Health officials in Britain are considering whether to include a jab
for the infection in the childhood vaccination programme.
The chickenpox virus remains in the body and can flare up later in
life as shingles - a painful rash which mainly affects older people.
But researchers say that, for adults, exposure to children with
chickenpox can act like a booster vaccine against shingles.
Adults living with children are less likely to develop shingles than
those who do not.
John Edmunds, a researcher for Public Health Laboratory Service, in
London, said: "Vaccination looks good in terms of costs if you just
look at the economic effect of chickenpox.
"But shingles has been ignored, and if you include that, the costs and
benefits may not be very good at all."
At present, a quarter of chickenpox veterans go on to develop
shingles, usually after the age of 60.
But if all children are vaccinated for chickenpox, adults who have had
the disease will not be exposed to enough of the virus to prevent
full-blown shingles later, according to the research in New Scientist.

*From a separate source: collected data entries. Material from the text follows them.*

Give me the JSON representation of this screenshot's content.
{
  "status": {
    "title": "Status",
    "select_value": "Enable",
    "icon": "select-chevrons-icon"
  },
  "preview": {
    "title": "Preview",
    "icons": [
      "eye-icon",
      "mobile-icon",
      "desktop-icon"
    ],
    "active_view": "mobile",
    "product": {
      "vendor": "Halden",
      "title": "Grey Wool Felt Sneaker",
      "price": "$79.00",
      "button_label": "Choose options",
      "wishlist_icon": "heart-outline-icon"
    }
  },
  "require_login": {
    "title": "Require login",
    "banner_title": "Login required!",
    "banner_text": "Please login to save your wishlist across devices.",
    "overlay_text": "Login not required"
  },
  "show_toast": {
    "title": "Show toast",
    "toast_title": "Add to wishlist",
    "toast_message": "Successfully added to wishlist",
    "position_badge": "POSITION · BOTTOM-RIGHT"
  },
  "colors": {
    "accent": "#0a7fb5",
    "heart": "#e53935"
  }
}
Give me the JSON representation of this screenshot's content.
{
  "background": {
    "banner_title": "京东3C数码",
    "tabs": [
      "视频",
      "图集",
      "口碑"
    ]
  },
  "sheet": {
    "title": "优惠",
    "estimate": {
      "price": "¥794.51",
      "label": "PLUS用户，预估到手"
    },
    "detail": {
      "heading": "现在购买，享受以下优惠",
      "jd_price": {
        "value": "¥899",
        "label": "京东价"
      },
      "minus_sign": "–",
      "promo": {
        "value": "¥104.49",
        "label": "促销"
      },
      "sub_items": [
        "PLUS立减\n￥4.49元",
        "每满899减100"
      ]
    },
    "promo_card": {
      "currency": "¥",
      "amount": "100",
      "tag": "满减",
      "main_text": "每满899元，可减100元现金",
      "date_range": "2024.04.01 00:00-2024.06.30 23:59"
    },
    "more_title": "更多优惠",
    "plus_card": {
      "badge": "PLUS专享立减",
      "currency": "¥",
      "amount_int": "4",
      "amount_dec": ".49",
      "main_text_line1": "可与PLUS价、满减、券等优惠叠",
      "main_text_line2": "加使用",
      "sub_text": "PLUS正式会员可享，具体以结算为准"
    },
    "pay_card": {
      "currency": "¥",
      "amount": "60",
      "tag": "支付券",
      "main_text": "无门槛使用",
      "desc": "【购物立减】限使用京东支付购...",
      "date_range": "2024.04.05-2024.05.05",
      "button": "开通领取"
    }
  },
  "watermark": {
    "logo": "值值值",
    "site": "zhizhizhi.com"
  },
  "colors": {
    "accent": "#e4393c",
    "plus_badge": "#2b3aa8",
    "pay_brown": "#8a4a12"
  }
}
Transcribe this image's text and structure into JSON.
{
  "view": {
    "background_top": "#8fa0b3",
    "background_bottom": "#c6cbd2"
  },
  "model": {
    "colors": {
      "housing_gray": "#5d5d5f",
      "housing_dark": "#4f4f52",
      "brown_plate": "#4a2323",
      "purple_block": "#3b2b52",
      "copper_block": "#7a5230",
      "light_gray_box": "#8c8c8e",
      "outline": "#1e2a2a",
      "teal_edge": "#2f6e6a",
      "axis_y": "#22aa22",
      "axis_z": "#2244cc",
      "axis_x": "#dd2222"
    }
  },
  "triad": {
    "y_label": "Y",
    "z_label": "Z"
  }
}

Dr Edmunds and his team calculate that, over the first 50 years,
vaccinating a population the size of the US would save 5,000 children
from dying from the complications of chickenpox, but an extra 5,000
people over 60 would die from the complications of shingles, and there
would be 21 million extra cases.
Vaccination against chickenpox is not widespread in Europe because the
disease is regarded as fairly harmless, but in the US, where
vaccination was introduced in 1995, chickenpox cases have fallen by 80
per cent.
Dr Michael Oxman, of California, concedes chickenpox vaccination could
lead to a surge in shingles, but one remedy could be to also vaccinate
older people to boost their immunity to shingles.
Dr Oxman is heading a study of 40,000 Americans over 60 to be
completed in 2004 to see whether this works. A new four-in-one jab
which combines the chickenpox virus with the contentious MMR vaccine
could soon be available in the UK.
The drugs company GlaxoSmithKline is submitting a "superjab" vaccine
against measles, mumps, rubella and chickenpox for approval in
Britain.
The new inoculation could be in use as early as 2003.